Plans on how the businesses would be merged, including their working locations and the roadmap for migration of customers to a single IT system, are underway. E.ON announced another deal earlier in 2020 with Kraken Technologies, which is an Octopus Group company. As part of this deal, it would migrate all its customers to the Kraken platform within a year. This was touted as E.ON’s next platform that the company was on the path of building.
Just last year, Npower was acquired by E.ON. This move caused a major restructuring within npower to over 4,500 job cuts announced a couple of months before the Christmas holidays. This also had a major negative effect on E.ON’s financials for the year, including a 49% decrease in net income for 2019.
Ever since the acquisition, Npower’s Business Solutions arm continued to function independently. Based on E.ON’s official statements, the merger of these 2 businesses is what would help UK companies access a wide range of energy solutions and expertise.
Npower announced its decision to restructure its business in the UK around December 2019. This led the company to receive widespread criticism, especially since it was close to Christmas. Certain union officials described the move as a ‘body blow’ to employees. Several call centres were also closed as part of the restructuring and left hundreds of people without work.

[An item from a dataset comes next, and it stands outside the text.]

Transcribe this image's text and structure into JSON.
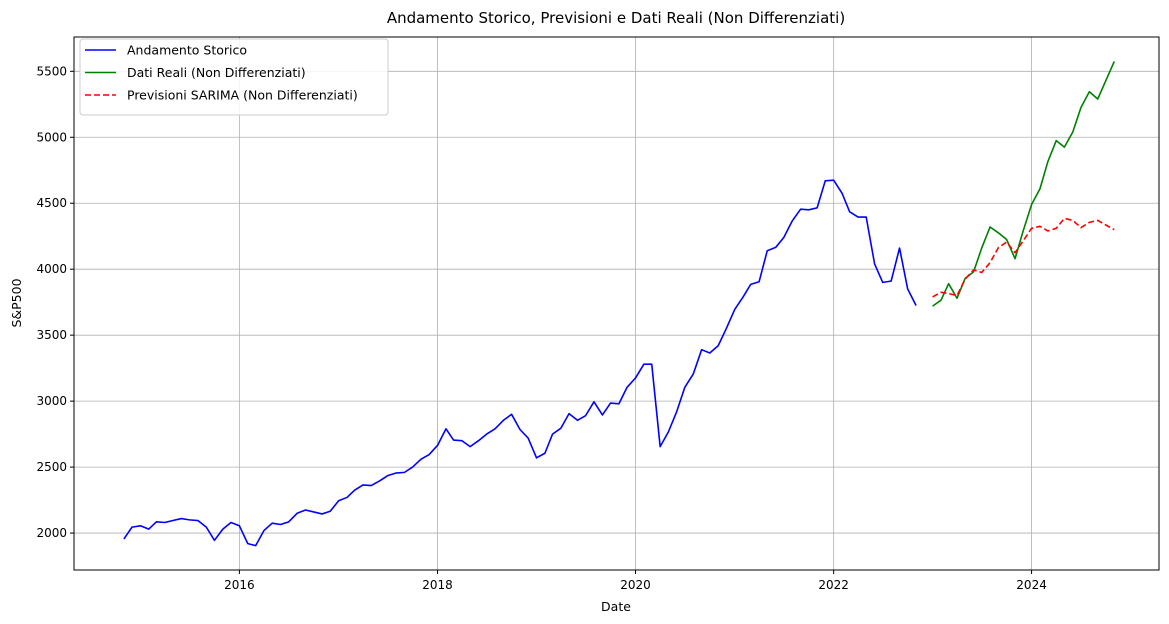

The company described the move as part of its ‘ambitious’ efforts to cut costs, without impacting customers and that it is part of their plan to create leaner and more digital processes to enhance the customer experience. During that time, the then General Secretary for Unison, Dave Prentis, warned that the energy market of the UK was at a higher risk of collapsing. Npower could be the first of many causalities if steps were not taken.
He also called for public ownership of the retail segments of the Big-6 energy companies. This move would help to protect jobs, provide a better chance of meeting the government’s net-zero targets and help consumers get affordable deals.
The business supply division ofNnpower was initially left out of merger details, after its domestic divisions were themselves merged as part of the parent company’s asset swap. As E.ON, it now makes sense to bring it all under a single roof. Mike Lewis said that the merger of 2 big Commercial and Industrial units as a single entity would create one of the biggest B2B energy businesses in the country.
Npower’s earlier restructuring moves were also preceded by months of speculations and tension among workers about their job security. As the company merges both the businesses and migrates to a single system, there is no clarity yet as to how many jobs are again at risk due to the potential duplication of roles.
Due to the coronavirus outbreak, the job market is already increasingly tough in the UK and around the world. As unemployment increases across the UK with the economy shrinking further, more job losses, especially in the energy sector, would bring more worrying news to those employed in it. It remains to be seen what the true impact of this move would be on staff and how many more would lose their jobs.